When c = -1: unstable equilibrium at r = 0, stable equilibrium at r = √(-μ/c). This an attracting periodic orbit.

When c = +1:

### 1.2 10.3 Supercritical vs Subcritical Hopf

Video

Relates this to the pitchfork bifurcation. {I haven’t watched that chapter yet.}

• supercritical: when c < 0, stable periodic orbit, safe in that if you go from stable to orbit and then reduce parameter μ you get back to a stable position
• subcritical: when c > 0, unstable periodic orbit, unsafe in that if you go from stable to orbit and then reduce parameter μ you may never get back to stability

Really beautiful graphics in this video.

### 1.3 10.4 Example of a Hopf

Video

Example chemistry model

• dx/dy = 1 - (b+1)x + ax²y
• dy/dt = bx - ax²y

Calculates the equilibrium to be at x = 1, y = b/a.

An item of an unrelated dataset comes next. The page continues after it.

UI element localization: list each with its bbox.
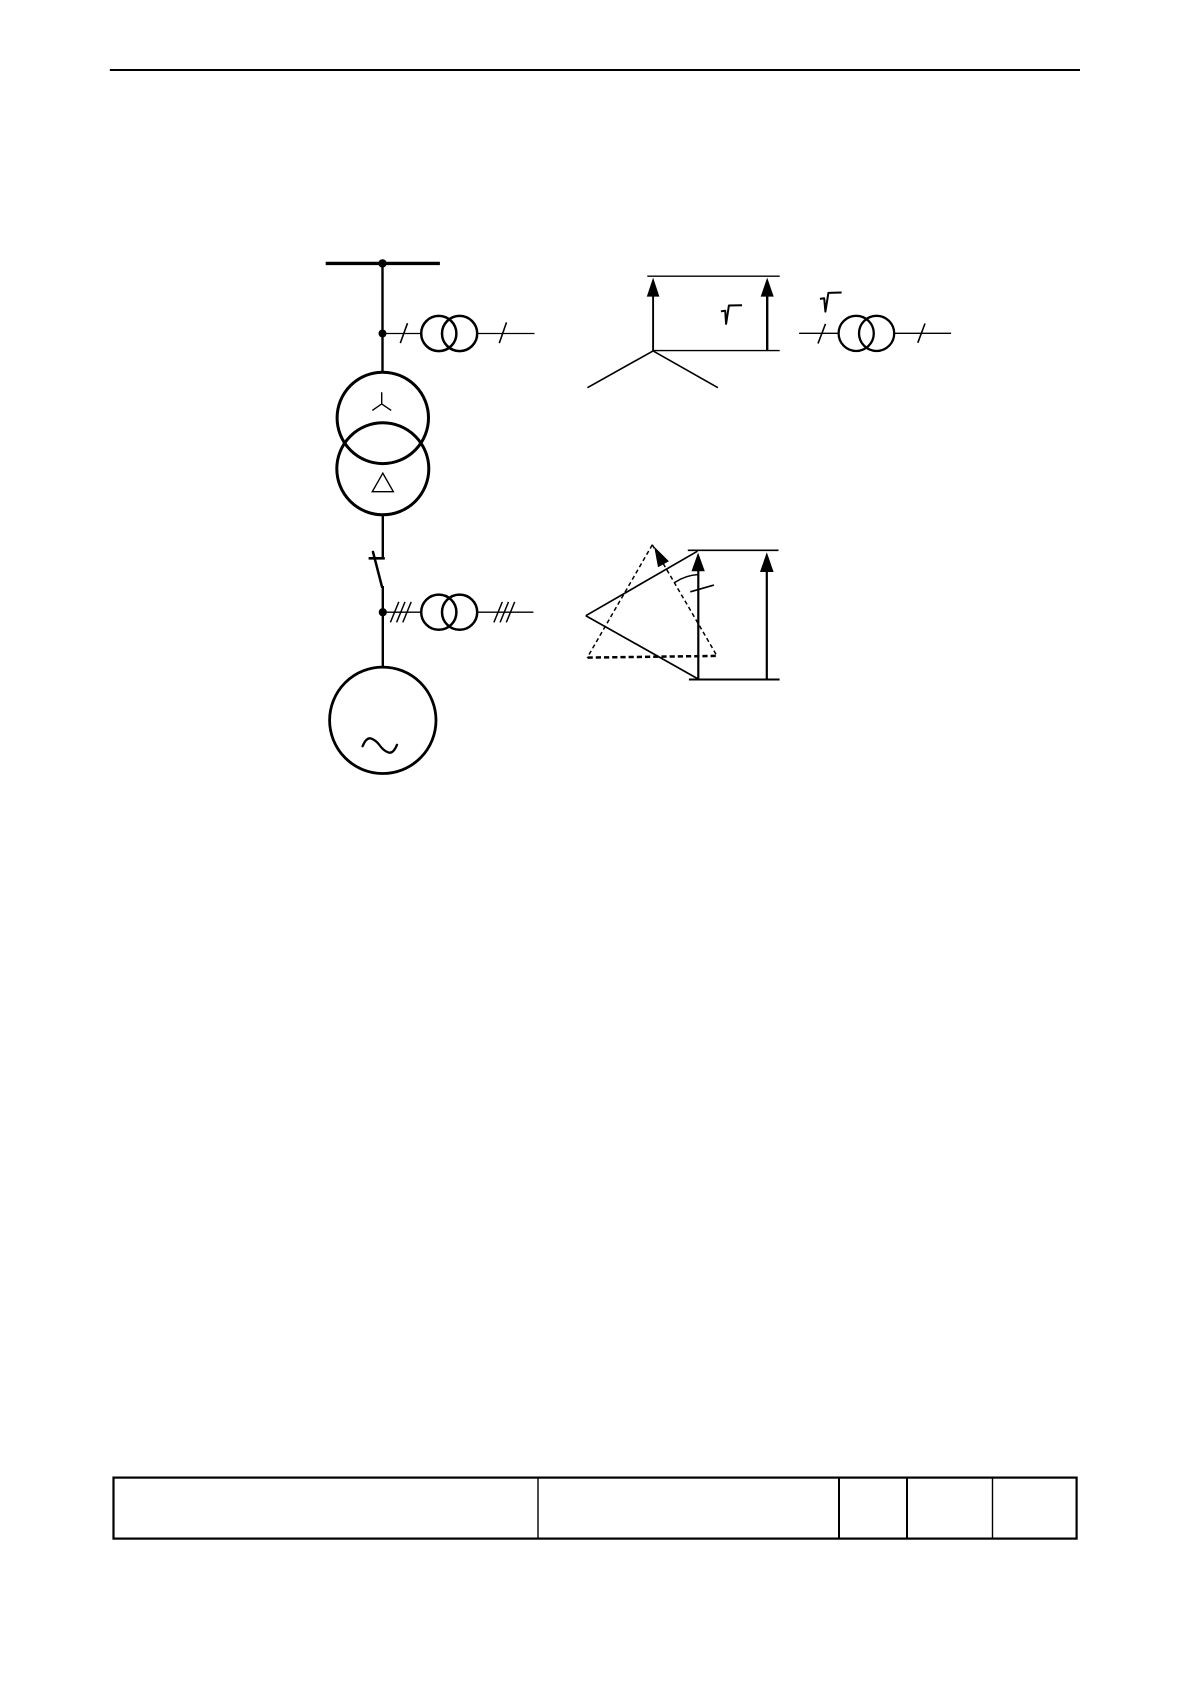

Then he calculates the partial derivative matrix and its determinant and trace, and shows that there’s a Hopf bifurcation in there. {I don’t understand this because I haven’t yet watched the earlier videos.}

He says there are lots of examples of Hopf bifurcations in nature! But it’s hard to figure out whether they’re supercritical or subcritical.

### 1.4 10.5 A Super/Sub Criterion for Hopfs

Video

Do you care whether a Hopf bifurcation is supercritical or subcritical? Yes! Here’s how to figure it out:

1. Translate the system to put the origin at the bifurcation point.
2. Rewrite the system into a particular form, separating the linear from higher order portions.
3. Evaluate partial derivatives at the origin. Long ugly formula.
4. If you get a negative number, it’s supercritical; if you get a positive number, subcritical.

### 1.5 Thoughts

I understood parts of this but I think I need to go back through previous chapters to really understand the analysis.

But I don’t need the analysis to be able to play with the visualization!